Andere Länder, andere Vorgaben
Möglicherweise kommen abweichende Regelungen im Ausland dem Erblasser auch entgegen. Ein Beispiel ist der im Falle einer Enterbung bestehende Pflichtteilsanspruch, der sich in Deutschland nach der Hälfte des gesetzlichen Anspruchs bemisst. Er ist in manchen Ländern höher, in Frankreich dagegen steht Eltern kein Pflichtteilsanspruch zu. Der gewöhnliche Aufenthalt dort könnte somit dem Streben nach Ausschluss eines ungeliebten Verwandten vom Nachlass entgegenkommen, soweit dies nicht der ausschließliche Zweck ist. Im spanischen Erbrecht wiederum ist es möglich, den Ehepartner vom Nachlass einer Immobilie auszuklammern und diese vollständig auf die Kinder zu übertragen. Der Weg ins Ausland ist möglicherweise auch für Menschen interessant, die nach dem Tod des Ehepartners die Bindungswirkung eines Berliner Testaments aufheben und lieber einen neuen Dritten als Schlusserben bestimmen wollen. Das kann zum Beispiel der Fall sein, wenn ein neuer Ehegatte in die Erbfolge einbezogen werden soll.

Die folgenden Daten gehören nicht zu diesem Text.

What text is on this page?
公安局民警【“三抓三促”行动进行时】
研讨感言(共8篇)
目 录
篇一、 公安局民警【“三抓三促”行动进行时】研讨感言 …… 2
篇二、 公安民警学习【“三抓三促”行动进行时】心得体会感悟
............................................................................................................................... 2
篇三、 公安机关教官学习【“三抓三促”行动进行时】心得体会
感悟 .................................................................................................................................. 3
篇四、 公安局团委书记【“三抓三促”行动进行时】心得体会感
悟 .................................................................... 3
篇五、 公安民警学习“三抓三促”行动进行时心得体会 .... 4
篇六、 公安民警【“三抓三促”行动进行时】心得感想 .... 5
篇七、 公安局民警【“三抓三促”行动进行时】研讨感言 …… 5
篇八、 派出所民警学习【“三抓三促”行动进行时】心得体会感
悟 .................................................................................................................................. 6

Insgesamt ist die EU-Verordnung darauf ausgerichtet, Kollisionen unterschiedlicher Rechtsvorgaben zu vermeiden. Erben wiederum haben jetzt die Möglichkeit, ein Europäisches Nachlasszeugnis zu beantragen. Damit können sie ihr Recht bei grenzüberschreitenden Erbfällen überall in der EU ohne weitere Formalitäten schnell nachweisen. Nicht zuletzt sollte man bei Bedarf auf fachliche Hilfe zurückgreifen. „Da wir international vertreten sind, können wir Berater und Anwälte aus dem europäischen Netzwerk nennen und stellen auf Wunsch konkrete Informationen zu den rechtlichen Rahmenbedingungen in den einzelnen EU-Ländern bereit“, sagt Ecovis-Experte Christian Fiedler.
Worüber wir sprechen sollten
- Sollte ich eine Rechtswahl zur Anwendung des gewünschten Erbrechts treffen?

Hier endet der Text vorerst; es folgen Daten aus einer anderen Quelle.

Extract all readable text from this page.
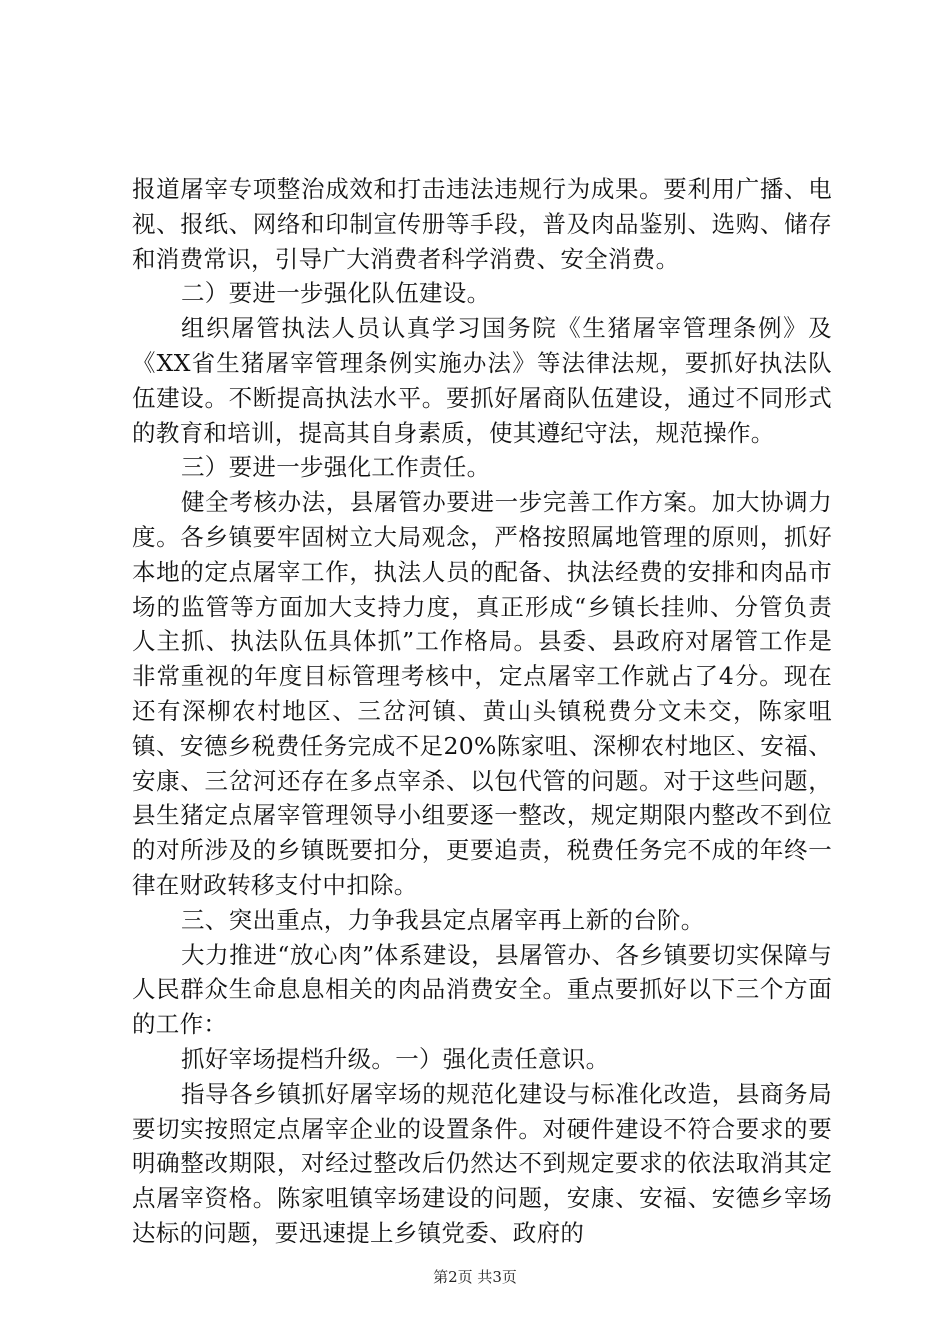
报道屠宰专项整治成效和打击违法违规行为成果。要利用广播、电视、报纸、网络和印制宣传册等手段，普及肉品鉴别、选购、储存和消费常识，引导广大消费者科学消费、安全消费。

二）要进一步强化队伍建设。

组织屠管执法人员认真学习国务院《生猪屠宰管理条例》及《XX省生猪屠宰管理条例实施办法》等法律法规，要抓好执法队伍建设。不断提高执法水平。要抓好屠商队伍建设，通过不同形式的教育和培训，提高其自身素质，使其遵纪守法，规范操作。

三）要进一步强化工作责任。

健全考核办法，县屠管办要进一步完善工作方案。加大协调力度。各乡镇要牢固树立大局观念，严格按照属地管理的原则，抓好本地的定点屠宰工作，执法人员的配备、执法经费的安排和肉品市场的监管等方面加大支持力度，真正形成“乡镇长挂帅、分管负责人主抓、执法队伍具体抓”工作格局。县委、县政府对屠管工作是非常重视的年度目标管理考核中，定点屠宰工作就占了4分。现在还有深柳农村地区、三岔河镇、黄山头镇税费分文未交，陈家咀镇、安德乡税费任务完成不足20%陈家咀、深柳农村地区、安福、安康、三岔河还存在多点宰杀、以包代管的问题。对于这些问题，县生猪定点屠宰管理领导小组要逐一整改，规定期限内整改不到位的对所涉及的乡镇既要扣分，更要追责，税费任务完不成的年终一律在财政转移支付中扣除。

三、突出重点，力争我县定点屠宰再上新的台阶。

大力推进“放心肉”体系建设，县屠管办、各乡镇要切实保障与人民群众生命息息相关的肉品消费安全。重点要抓好以下三个方面的工作：

抓好宰场提档升级。一）强化责任意识。

指导各乡镇抓好屠宰场的规范化建设与标准化改造，县商务局要切实按照定点屠宰企业的设置条件。对硬件建设不符合要求的要明确整改期限，对经过整改后仍然达不到规定要求的依法取消其定点屠宰资格。陈家咀镇宰场建设的问题，安康、安福、安德乡宰场达标的问题，要迅速提上乡镇党委、政府的

第2页 共3页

- Verfüge ich über Vermögen im Ausland, das Konsequenzen im Fall einer Erbschaft haben könnte?
- Plane ich, meinen Ruhestand im Ausland zu verbringen?
- Inwieweit kommt internationales Recht meinen Wünschen bei der Gestaltung des Vermögensübergangs entgegen?
- Lohnt es sich, mit Blick auf die Erbschaftsteuerreform, eine vorzeitige Betriebsübergabe zu planen?